Disciplinary action is rare because the state board lacks the staff and launches investigations when complaints are brought, said Julie D'Angelo Fellmeth, a University of California, San Diego law professor who spent two years as the board's independent enforcement monitor.

The people they rely upon to submit those complaints are patients.

They "are not going to be filing the complaints," she said. "They are happy as clams."

Another reason the doctors may avoid scrutiny is because investigators focus on areas of medicine that are viewed as a greater threat to public safety — incompetent surgeons or physicians who over-prescribe painkillers on which patients can overdose, Thornton said.

Current medical board officials declined to be interviewed for this article, but said in answers to written questions that the agency gives medical marijuana practitioners the same scrutiny as other doctors, even though it has inadequate staff to closely monitor them.

Under California law, physicians who prescribe controlled substances such as painkillers must report all such prescriptions to a central state database each week.

Marijuana does not fall under this requirement because as a Schedule 1 controlled substance under federal law — a drug the federal government says has no medical value — it cannot legally be prescribed, only recommended.

To avoid state scrutiny, doctors need to only follow a few simple rules — review patients' prior medical records for proof of the existing ailment, perform "good faith" physicals, develop treatment plans, and talk to them about the risks and potential side effects of using pot.

But dispensary owners, patients and practitioners say even those guidelines are routinely ignored, or at least pushed to the limits.

In Los Angeles, the situation got so out-of-control this year that the city's pot shops stopped selling to about 30,000 customers with paperwork from 10 doctors at three clinics.
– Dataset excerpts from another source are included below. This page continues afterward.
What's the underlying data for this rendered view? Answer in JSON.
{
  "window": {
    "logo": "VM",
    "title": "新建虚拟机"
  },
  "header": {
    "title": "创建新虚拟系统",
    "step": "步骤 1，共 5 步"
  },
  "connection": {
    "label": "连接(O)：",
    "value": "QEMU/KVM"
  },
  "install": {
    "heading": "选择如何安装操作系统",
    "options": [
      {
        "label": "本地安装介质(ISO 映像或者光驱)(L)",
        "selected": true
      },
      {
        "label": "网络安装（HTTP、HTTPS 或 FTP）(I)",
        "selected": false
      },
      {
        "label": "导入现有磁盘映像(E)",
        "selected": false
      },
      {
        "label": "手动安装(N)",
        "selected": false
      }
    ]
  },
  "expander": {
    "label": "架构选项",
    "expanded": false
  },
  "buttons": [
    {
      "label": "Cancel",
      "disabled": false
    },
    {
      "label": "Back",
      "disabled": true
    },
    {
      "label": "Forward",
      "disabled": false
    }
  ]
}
Two closed, almost overnight. The third changed its telephone number and location after being swarmed by angry customers demanding refunds.

Michael Backes, director of the Cornerstone Collective, said he put together and circulated a list of doctors to other pot shops after noticing people trying to join the co-op with suspicious-looking physicians' approvals.

"We started to notice a lot of recommendations that weren't even signed by physicians anymore," he said. "They were rubber-stamped, literally rubber-stamped."